Pullfrog

Pullfrog is an open-source GitHub bot built by Pullfrog, Inc. that brings AI coding agents directly into GitHub workflows via GitHub Actions. Licensed under MIT and generally available, it lets teams trigger agentic runs by mentioning @pullfrog anywhere in a repo or by configuring automated responses to GitHub events like PR creation, issue filing, or CI failures.

What It Is

Pullfrog sits between your preferred LLM provider and your GitHub repository, acting as a configurable automation layer. When a configured event fires—a new PR, a submitted review, a CI failure, an issue opened—Pullfrog triggers a GitHub Actions workflow run that spawns an AI agent with the right context and instructions. The agent can read code, write code, leave comments, create PRs, triage issues, and more, all without requiring a separate UI or third-party platform.

How the Workflow Works

Setup involves adding a pullfrog.yml workflow file to .github/workflows/. From there, the Pullfrog GitHub App listens for webhook events and dispatches workflow runs programmatically. The pullfrog/pullfrog GitHub Action installs and spawns the agent with appropriate permissions and a purpose-built MCP server for git and GitHub operations.

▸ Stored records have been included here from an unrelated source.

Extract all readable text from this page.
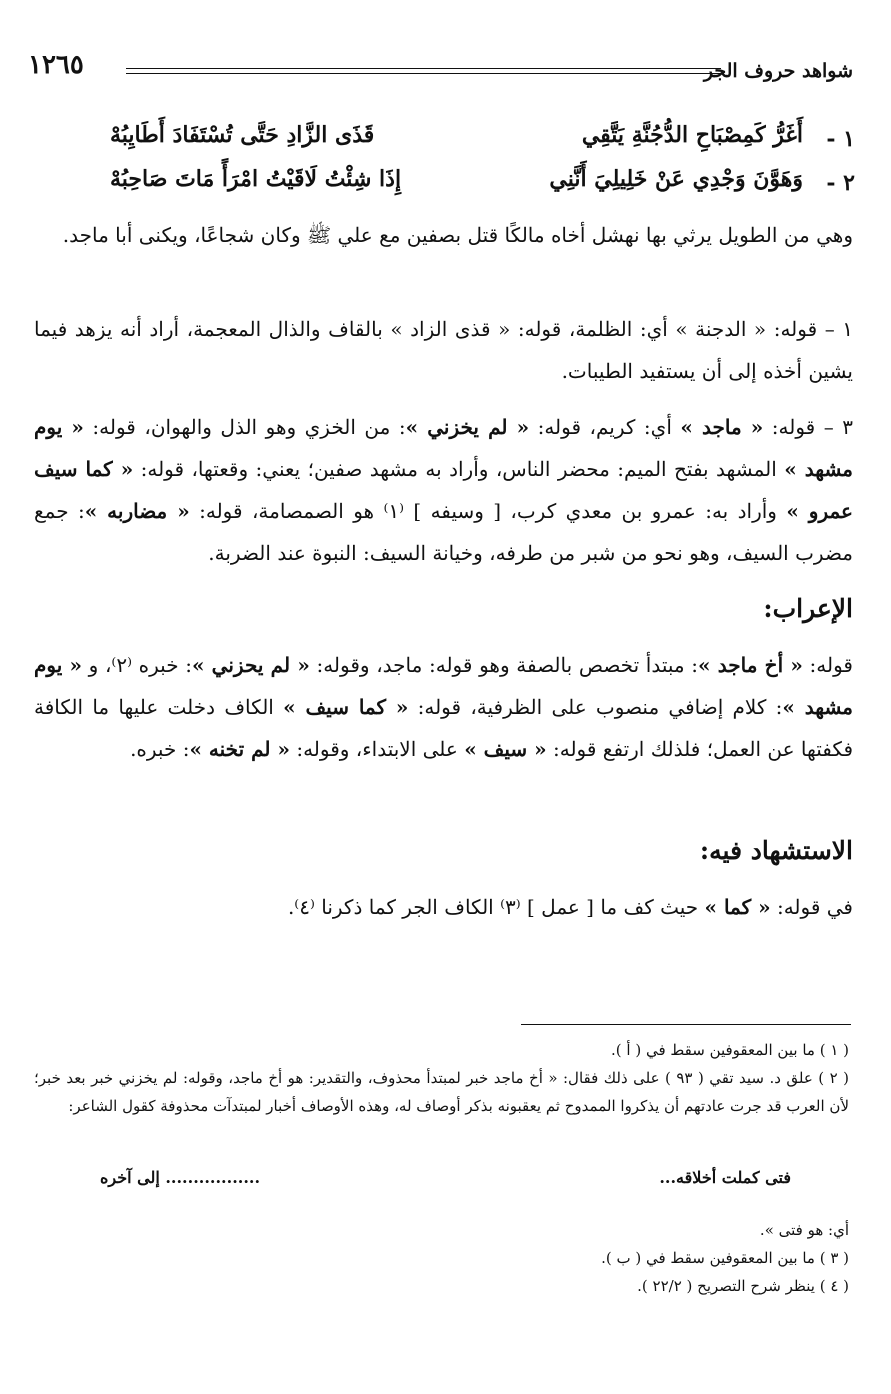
شواهد حروف الجر
١٢٦٥
١ -
أَغَرُّ كَمِصْبَاحِ الدُّجُنَّةِ يَتَّقِي
قَذَى الزَّادِ حَتَّى تُسْتَفَادَ أَطَايِبُهْ
٢ -
وَهَوَّنَ وَجْدِي عَنْ خَلِيلِيَ أَنَّنِي
إِذَا شِئْتُ لَاقَيْتُ امْرَأً مَاتَ صَاحِبُهْ

وهي من الطويل يرثي بها نهشل أخاه مالكًا قتل بصفين مع علي ﷺ وكان شجاعًا، ويكنى أبا ماجد.

١ – قوله: « الدجنة » أي: الظلمة، قوله: « قذى الزاد » بالقاف والذال المعجمة، أراد أنه يزهد فيما يشين أخذه إلى أن يستفيد الطيبات.

٣ – قوله: « ماجد » أي: كريم، قوله: « لم يخزني »: من الخزي وهو الذل والهوان، قوله: « يوم مشهد » المشهد بفتح الميم: محضر الناس، وأراد به مشهد صفين؛ يعني: وقعتها، قوله: « كما سيف عمرو » وأراد به: عمرو بن معدي كرب، [ وسيفه ] ⁽١⁾ هو الصمصامة، قوله: « مضاربه »: جمع مضرب السيف، وهو نحو من شبر من طرفه، وخيانة السيف: النبوة عند الضربة.

الإعراب:

قوله: « أخ ماجد »: مبتدأ تخصص بالصفة وهو قوله: ماجد، وقوله: « لم يحزني »: خبره ⁽٢⁾، و « يوم مشهد »: كلام إضافي منصوب على الظرفية، قوله: « كما سيف » الكاف دخلت عليها ما الكافة فكفتها عن العمل؛ فلذلك ارتفع قوله: « سيف » على الابتداء، وقوله: « لم تخنه »: خبره.

الاستشهاد فيه:

في قوله: « كما » حيث كف ما [ عمل ] ⁽٣⁾ الكاف الجر كما ذكرنا ⁽٤⁾.

( ١ ) ما بين المعقوفين سقط في ( أ ).

( ٢ ) علق د. سيد تقي ( ٩٣ ) على ذلك فقال: « أخ ماجد خبر لمبتدأ محذوف، والتقدير: هو أخ ماجد، وقوله: لم يخزني خبر بعد خبر؛ لأن العرب قد جرت عادتهم أن يذكروا الممدوح ثم يعقبونه بذكر أوصاف له، وهذه الأوصاف أخبار لمبتدآت محذوفة كقول الشاعر:

فتى كملت أخلاقه...
................. إلى آخره

أي: هو فتى ».

( ٣ ) ما بين المعقوفين سقط في ( ب ).

( ٤ ) ينظر شرح التصريح ( ٢٢/٢ ).
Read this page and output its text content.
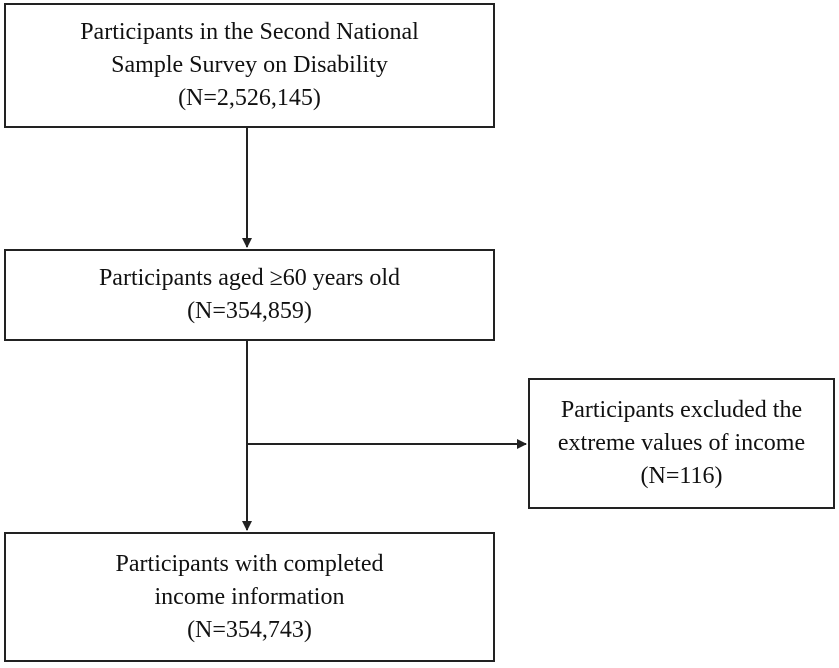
Participants in the Second National
Sample Survey on Disability
(N=2,526,145)
Participants aged ≥60 years old
(N=354,859)
Participants excluded the
extreme values of income
(N=116)
Participants with completed
income information
(N=354,743)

Key workflow capabilities include:

• @-mention triggering — Tag @pullfrog in any comment, issue, or PR to assign an ad-hoc task
• Configurable automations — Toggle triggers on/off from the dashboard; attach custom prompt instructions per trigger
• Iterative PR review — The agent automatically addresses review comments on PRs it creates
• CI autofix — Detects CI failures on its own PRs and attempts fixes; can be configured for human-created PRs too
• Structured output — Supports JSON schema (including Zod) for reliable downstream workflow consumption

Architecture and Security Model

All agent runs execute inside the repo's own GitHub Actions environment. API keys are stored as GitHub secrets and auto-masked in logs. Git and GitHub operations go through Pullfrog's dedicated MCP server, which enforces permission checks—the agent cannot push to protected branches or access unauthorized repos. Shell commands run in an isolated subprocess without access to sensitive environment variables. GitHub App installation tokens are short-lived and auto-revoked at run completion. A built-in headless browser tool supports end-to-end testing and UI iteration, with screenshots uploaded to a secure S3 bucket.

Model Agnosticism and BYOK

Pullfrog works with any LLM provider: Anthropic, OpenAI, Google, Mistral, DeepSeek, OpenRouter, and more. API keys are added as GitHub secrets, and switching models requires only a config change. Teams can use Pullfrog Router (billed at raw provider cost with no markup) or bring their own keys—including a Claude subscription.

Update: v0.1.31 and General Availability

The GitHub repository shows the project was created in August 2025 and reached general availability shortly after. The latest release as of late June 2026 is v0.1.31, published on June 24, 2026. The repository has accumulated 792 stars and 43 forks. The project direction emphasizes open-source transparency, model agnosticism, and GitHub-native operation as differentiators from closed-source alternatives like CodeRabbit.